I can remember my first Association of Sign Language Interpreters (ASLI) meeting back in autumn/winter 2013. At that time I was a trainee interpreter and was (hopefully) going to be qualified by early 2014. I started out on my route towards becoming a qualified interpreter knowing that becoming registered with NRCPD was almost mandatory but becoming a member of ASLI was also something which I felt was really important.
Whilst being registered with the registering body NRCPD which I would suggest is essential to practice safely as a BSL/English Interpreter, being a member of ASLI wasn’t actually a necessity. I could have gone to any membership body similar to ASLI, or even taken out insurance through a commercial insurance company. However, the camaraderie I could see and feel between ASLI members was something I certainly wanted to be part of. I remember from my post graduate degree from the University of Central Lancashire that some of my cohort sniggered that I would pay what they believed, high membership fees when I could join a much cheaper membership organisation. But for me, it wasn’t just about getting insurance, it was about being part of a members organisation which “encourages good practice in sign language interpreting and to support our fellow professionals.” (https://www.asli.org.uk) This, I felt I had found in the membership in ASLI Devon and Cornwall. A few months later I expressed my interest in becoming the rep for ASLI Devon and Cornwall and I have represented this region for about 3 years.

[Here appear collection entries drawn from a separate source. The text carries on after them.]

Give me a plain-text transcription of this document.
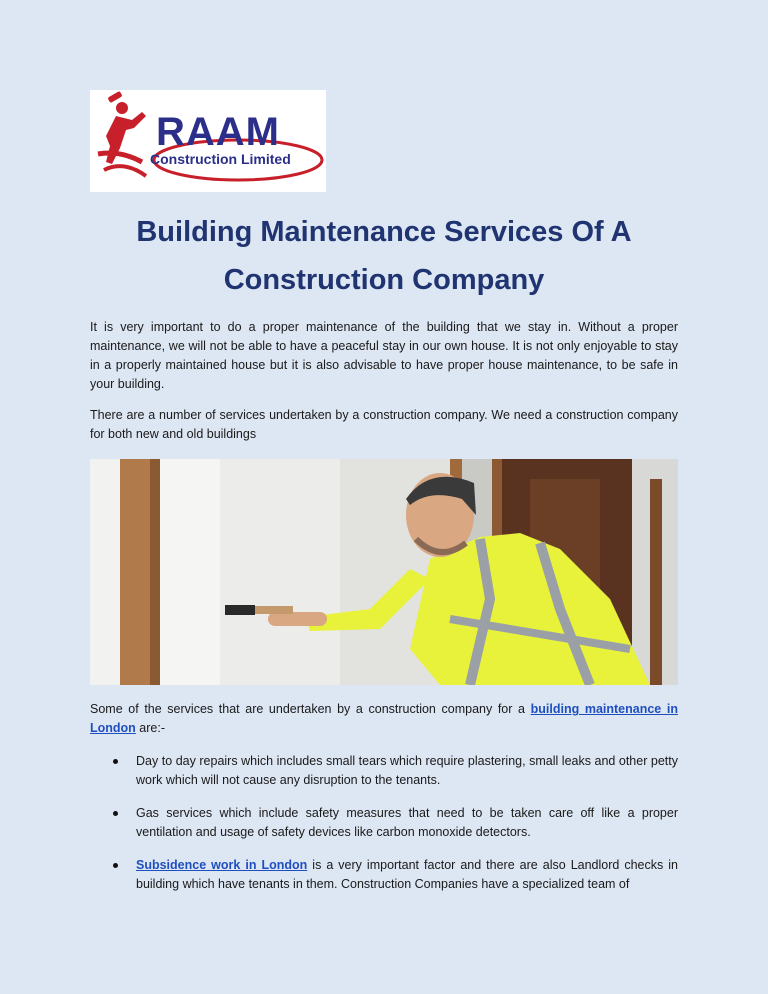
RAAM
Construction Limited
Building Maintenance Services Of A
Construction Company

It is very important to do a proper maintenance of the building that we stay in. Without a proper maintenance, we will not be able to have a peaceful stay in our own house. It is not only enjoyable to stay in a properly maintained house but it is also advisable to have proper house maintenance, to be safe in your building.

There are a number of services undertaken by a construction company. We need a construction company for both new and old buildings

Some of the services that are undertaken by a construction company for a building maintenance in London are:-

Day to day repairs which includes small tears which require plastering, small leaks and other petty work which will not cause any disruption to the tenants.
Gas services which include safety measures that need to be taken care off like a proper ventilation and usage of safety devices like carbon monoxide detectors.
Subsidence work in London is a very important factor and there are also Landlord checks in building which have tenants in them. Construction Companies have a specialized team of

Being an ASLI rep has meant that I have had the opportunity to represent the views of members from this region at AGMs and consultation days. Organising the bi-monthly regional meetings has given me a greater opportunity to speak to and see the majority of the ASLI members in the region on a regular basis. ASLI has given me a lot in terms of colleagues, friendships, training, best practice guidance- the list goes on. But as one fellow ASLI board member reminded me recently, it is not only what a member can get from ASLI but also what you can put in! ASLI is a members-run organisation and for me, I have felt it very easy to contact the relevant people and channels of communication to get my voice heard and my views taken into consideration.
I will miss being a rep for ASLI Devon and Cornwall, but I am looking forward to new beginnings. That is, not only the new ASLI rep taking on the baton, but also very proudly seeing my great colleague from Devon – Emily Quigley become a member of the ASLI board which I know will mean great things for ASLI. What’s more, excitingly we have the ASLI AGM coming to the West Country in Exeter which is amazing and I am really looking forward to members travelling to the West. Thank you members of ASLI Devon and Cornwall for being such a great bunch of people.
NB: This is post is not disregarding other membership organisations but I have no experience of those and so can only describe the membership body of which I am part, i.e. ASLI.